The wheel was an easy sort of choice for this project. The tank was, obviously, clearly protected and the outside would suffer the damage first. It wasn’t exactly a shock of genius that led her to selecting something inside, as the lure, but it wouldn’t have been shockingly stupid to try and do otherwise.

“And, of course, some lesser Artifice’s never learn to manage Dragonstone. A shame. Even here, you understand, it isn’t a required part of the curriculum. The Imperium understands the risk, as do I, but a shame all the same.”

Olga sighed, placing the steering wheel between two steel grips. She tested it, turning it this way and that, up and down, ensuring she would be able to do the work required.

“But isn’t it to their benefit to instruct us, to create better Artifice enchantments?”

Olga nodded. “Not everyone has the talent, Tolfar. I do, but even then, it’s a waste to spend it on every project. A lure can be of anything, so long as -,” she pulled out a large bucket beneath her desk, a plop of red falling out to the floor. “- blood.
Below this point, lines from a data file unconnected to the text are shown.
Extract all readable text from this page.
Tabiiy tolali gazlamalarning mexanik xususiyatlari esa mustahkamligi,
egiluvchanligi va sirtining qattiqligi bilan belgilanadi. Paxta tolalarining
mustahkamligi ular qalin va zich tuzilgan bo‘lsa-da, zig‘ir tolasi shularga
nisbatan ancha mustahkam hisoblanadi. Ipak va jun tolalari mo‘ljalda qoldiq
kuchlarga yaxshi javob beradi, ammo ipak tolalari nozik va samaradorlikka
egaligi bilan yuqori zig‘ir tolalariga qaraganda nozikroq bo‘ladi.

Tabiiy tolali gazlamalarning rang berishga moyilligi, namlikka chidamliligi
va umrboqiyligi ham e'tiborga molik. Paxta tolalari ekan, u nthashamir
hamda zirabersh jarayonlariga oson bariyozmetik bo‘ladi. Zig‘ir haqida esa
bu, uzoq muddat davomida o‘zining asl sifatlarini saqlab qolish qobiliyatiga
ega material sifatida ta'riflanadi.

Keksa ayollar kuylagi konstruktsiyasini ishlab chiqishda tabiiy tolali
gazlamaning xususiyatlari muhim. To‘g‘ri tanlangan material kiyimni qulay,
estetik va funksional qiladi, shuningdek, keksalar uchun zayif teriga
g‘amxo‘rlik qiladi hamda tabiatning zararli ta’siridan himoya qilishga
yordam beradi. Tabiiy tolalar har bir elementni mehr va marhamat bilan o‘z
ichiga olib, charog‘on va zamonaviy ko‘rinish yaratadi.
It doesn’t even need to be human. Nothing so primitive as sacrificing a life for creation in the Imperium. Here, help me with this.”

And they both groaned, neither of them especially built for the more hands-on work at the laboratory, as they lifted the bucket on to the desk. And, not for the first time, Olga wondered if she was stupid for not yet having created a golem to help with the more laborious parts of her work. But, that would take time, and it wouldn’t be funded by the Imperium, and so it was just something else she put on the back burner. Yes. Until later.

“Anyway, this sort of work?” She said, pointing at the tank. “What is interesting here, Tolfar, is the design. Or interesting enough to make it worth it. Scrivening provides an opportunity, and if we can make the whole of Artifice more efficient, then ideally we can push this work -,” she pointed again at the tank. “To the lesser idiots, and we can do more things with dragonstone and really push the boundaries of Artifice.”

She smiled at him.

“- oh, where is my dragonstone foci?” She said, frowning at the workstation. She hummed to herself before turning to Tolfar. “Actually, Tolfar, do you mind doing a rough sketch of the pictographs you think I should use, or what you think might work, or however, while I look? I could’ve sworn I left it here.”

“Of course, ma’am. But are you sure? I wouldn’t know where to begin.”

“Nonsense - of course you would! Why don’t you try your hand at this, and I will come back from -,” she shuffled her papers around, looking around for the foci. Damn. That would have been the third one this academic calendar. “- Hm. Maybe I left it back at the engineering when speaking to that engineer. Perhaps it’s there.”